Engineering Design Program Launches 18th Year
Among this year’s 81 interdisciplinary capstone projects are a taco roller, a basketball shooter and a brewery chilling system.
Hundreds of senior undergraduates attended the University of Arizona Engineering Design Program’s Open House on Aug. 29 in search of the perfect capstone project, while company and university representatives pitched their concepts in hopes of attracting top students to their teams.
Longtime Sponsors Return
Several longtime partners returned for another year of support. Honeywell is sponsoring eight projects in the 2019-2020 academic year, including a connected battery management system and a method to characterize distortion in additive manufacturing. Roche Tissue Diagnostics is sponsoring several projects related to the medical field.

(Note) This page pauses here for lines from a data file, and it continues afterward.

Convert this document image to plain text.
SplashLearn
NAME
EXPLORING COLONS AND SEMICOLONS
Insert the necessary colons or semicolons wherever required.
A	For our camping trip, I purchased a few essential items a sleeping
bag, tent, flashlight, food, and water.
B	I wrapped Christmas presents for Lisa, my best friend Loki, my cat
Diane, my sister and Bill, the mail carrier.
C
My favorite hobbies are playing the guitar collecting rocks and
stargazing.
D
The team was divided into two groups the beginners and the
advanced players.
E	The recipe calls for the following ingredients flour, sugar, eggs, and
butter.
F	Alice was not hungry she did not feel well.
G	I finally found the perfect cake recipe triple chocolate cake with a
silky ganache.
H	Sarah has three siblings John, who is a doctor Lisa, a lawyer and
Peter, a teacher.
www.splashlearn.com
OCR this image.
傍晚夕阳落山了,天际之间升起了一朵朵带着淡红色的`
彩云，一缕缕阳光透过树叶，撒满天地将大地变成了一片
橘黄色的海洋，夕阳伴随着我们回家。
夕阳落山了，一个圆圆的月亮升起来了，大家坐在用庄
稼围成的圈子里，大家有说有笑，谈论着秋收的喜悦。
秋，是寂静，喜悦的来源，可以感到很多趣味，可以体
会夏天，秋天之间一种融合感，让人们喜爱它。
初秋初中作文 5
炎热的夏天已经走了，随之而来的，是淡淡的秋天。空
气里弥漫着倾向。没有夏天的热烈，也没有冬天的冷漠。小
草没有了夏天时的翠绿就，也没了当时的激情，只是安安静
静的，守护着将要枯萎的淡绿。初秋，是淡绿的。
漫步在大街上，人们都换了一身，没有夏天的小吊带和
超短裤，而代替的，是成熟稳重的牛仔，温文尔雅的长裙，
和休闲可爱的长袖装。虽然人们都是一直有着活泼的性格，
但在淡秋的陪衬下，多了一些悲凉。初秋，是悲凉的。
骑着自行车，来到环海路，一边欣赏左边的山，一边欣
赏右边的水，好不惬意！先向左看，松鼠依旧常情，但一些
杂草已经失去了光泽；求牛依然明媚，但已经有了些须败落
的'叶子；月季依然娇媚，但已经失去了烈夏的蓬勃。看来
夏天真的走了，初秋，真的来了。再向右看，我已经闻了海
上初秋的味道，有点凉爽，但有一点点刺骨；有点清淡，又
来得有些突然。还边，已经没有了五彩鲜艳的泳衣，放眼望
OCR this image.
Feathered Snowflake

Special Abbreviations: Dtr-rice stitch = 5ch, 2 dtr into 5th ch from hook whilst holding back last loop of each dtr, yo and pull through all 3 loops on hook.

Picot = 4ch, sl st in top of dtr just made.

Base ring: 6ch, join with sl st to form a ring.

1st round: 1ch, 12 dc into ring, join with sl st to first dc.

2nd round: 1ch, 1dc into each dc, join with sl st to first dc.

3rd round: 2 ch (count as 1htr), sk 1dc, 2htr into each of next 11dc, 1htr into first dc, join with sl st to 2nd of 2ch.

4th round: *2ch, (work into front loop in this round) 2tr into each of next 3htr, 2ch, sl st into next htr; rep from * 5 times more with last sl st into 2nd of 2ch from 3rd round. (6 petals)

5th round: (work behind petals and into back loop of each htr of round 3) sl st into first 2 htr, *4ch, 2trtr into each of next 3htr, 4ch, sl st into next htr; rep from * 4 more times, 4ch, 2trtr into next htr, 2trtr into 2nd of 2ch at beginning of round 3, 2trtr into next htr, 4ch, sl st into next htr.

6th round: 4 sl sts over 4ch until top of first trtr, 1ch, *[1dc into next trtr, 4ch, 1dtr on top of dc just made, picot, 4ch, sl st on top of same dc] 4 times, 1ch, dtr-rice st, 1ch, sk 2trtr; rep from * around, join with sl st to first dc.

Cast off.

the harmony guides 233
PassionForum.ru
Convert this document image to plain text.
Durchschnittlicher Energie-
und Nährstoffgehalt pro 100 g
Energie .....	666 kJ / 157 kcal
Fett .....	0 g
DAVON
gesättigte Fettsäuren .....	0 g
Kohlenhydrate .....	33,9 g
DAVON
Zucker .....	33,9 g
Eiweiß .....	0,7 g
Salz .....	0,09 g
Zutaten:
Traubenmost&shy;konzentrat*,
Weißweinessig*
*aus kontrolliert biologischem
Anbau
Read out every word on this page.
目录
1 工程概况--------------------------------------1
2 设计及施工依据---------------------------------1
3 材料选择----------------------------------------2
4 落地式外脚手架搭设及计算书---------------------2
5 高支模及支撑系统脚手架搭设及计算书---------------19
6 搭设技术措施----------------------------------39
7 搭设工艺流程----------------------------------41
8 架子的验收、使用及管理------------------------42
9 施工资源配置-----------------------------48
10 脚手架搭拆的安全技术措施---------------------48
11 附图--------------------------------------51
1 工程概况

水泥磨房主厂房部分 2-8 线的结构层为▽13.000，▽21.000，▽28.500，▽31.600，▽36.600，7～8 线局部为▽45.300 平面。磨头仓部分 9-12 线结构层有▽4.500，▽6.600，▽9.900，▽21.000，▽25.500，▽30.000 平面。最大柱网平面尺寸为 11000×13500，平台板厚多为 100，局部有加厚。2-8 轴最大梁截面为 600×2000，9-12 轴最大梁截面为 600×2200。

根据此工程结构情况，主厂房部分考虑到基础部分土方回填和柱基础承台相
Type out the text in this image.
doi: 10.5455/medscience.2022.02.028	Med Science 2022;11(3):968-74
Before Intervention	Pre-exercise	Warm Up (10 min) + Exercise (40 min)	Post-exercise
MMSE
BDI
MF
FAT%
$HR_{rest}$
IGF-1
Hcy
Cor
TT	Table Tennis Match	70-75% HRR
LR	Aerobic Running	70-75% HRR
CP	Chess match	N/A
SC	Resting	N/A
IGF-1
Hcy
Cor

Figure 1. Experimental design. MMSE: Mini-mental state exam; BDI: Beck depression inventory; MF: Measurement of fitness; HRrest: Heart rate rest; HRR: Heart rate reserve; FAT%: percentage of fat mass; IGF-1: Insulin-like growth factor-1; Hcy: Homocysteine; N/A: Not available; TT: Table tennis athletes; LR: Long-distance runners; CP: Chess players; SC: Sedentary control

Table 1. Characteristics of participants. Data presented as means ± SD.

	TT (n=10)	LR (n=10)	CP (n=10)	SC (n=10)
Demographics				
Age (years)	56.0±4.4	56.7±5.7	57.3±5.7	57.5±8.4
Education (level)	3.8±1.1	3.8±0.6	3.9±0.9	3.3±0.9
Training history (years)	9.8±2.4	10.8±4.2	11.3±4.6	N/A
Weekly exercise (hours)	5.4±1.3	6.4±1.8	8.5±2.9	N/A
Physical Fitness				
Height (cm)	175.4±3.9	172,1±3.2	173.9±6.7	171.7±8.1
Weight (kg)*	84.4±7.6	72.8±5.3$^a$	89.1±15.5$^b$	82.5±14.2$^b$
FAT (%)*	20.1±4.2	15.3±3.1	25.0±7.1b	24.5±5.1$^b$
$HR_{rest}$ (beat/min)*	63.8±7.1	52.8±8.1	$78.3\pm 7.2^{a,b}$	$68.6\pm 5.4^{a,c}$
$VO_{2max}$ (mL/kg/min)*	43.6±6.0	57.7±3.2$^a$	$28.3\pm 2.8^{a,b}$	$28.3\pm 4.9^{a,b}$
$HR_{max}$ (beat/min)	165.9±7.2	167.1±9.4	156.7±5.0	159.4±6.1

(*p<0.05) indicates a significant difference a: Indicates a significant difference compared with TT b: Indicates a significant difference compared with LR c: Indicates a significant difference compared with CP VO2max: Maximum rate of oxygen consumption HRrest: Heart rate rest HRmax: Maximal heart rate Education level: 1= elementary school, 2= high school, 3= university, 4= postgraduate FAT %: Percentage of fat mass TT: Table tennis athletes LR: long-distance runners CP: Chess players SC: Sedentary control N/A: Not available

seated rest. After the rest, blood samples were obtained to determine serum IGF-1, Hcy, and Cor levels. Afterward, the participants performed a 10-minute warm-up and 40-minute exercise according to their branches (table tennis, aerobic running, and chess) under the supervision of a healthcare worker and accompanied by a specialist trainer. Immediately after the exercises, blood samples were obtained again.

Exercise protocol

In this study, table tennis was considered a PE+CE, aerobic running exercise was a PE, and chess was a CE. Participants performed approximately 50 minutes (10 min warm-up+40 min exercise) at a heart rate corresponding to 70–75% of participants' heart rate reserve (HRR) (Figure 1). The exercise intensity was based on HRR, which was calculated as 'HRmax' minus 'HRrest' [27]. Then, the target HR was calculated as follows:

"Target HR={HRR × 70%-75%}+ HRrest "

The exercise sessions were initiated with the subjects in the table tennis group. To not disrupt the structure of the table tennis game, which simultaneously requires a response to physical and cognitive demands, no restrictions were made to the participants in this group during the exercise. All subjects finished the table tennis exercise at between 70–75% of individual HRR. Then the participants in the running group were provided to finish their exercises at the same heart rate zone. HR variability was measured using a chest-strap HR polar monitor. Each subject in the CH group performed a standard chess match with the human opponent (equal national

Raytheon is sponsoring three, including a basketball shooting machine.
“It has to use a sensor system to recognize where the hoop is – to get a launch item to a target,” said Daniel Overton, senior info systems technologist at Raytheon. “It’s a fun way to get people the skills Raytheon is looking for.”
Launching New Partnerships
The program also welcomed 13 brand-new sponsors, including Intel Corp. and local businesses Barrio Brewing, Mister Car Wash, Rincon Research and Rollies Mexican Patio.
All three people on Mister Car Wash’s research and development team are UA alumni. William Blair, a 2016 graduate of the Department of Chemical and Environmental Engineering, talked about the company’s two projects: a water reclamation system and a machine vision system to increase car wash efficiency.
Mateo Otero, chef and owner of Rollies Mexican Patio, first heard about the Engineering Design Program while working as a chef for Greek life on the UA campus, where he would see engineering students collaborating on elaborate contraptions for their senior projects. When he opened his own restaurant nearly two years ago, they came back to mind.
“We specialize in rolled tacos at our restaurant, so we’re constantly rolling tacos – we go through about 800 a day,” he said. “We want a countertop roller that can roll about 500 to 800 tacos per hour.”
Dennis Arnold, the brewmaster, owner and founder of Barrio Brewing, needs an optimized chilling system for his brewery. When he first started the company 28 years ago, he learned as he went, resulting in a chilling system he now likens to Frankenstein. With his daughter, Raegan, entering her senior year as an industrial engineering student, he decided to sponsor a project.
“I kind of taught myself how to do all the HVAC and electrical stuff,” he said. “I just build stuff, but I’d love to know why it works or why it doesn’t.”
The Engineering Design Program is also strengthening its partnership with Pima Community College and launching a collaboration with the UA School of Information. This year, several students from PCC’s machine tool technology program and the UA iSchool will join senior design teams to augment engineering knowledge with their machining experience and information science backgrounds.
Onward to Design Day
After seniors and sponsors met in person at Open House, both groups ranked their preferences. An algorithm matched students to projects, assigning balanced interdisciplinary teams to each real-world challenge.
The undergraduate engineers are now hard at work, gearing up to display their efforts at the next Engineering Design Day on May 4, 2020.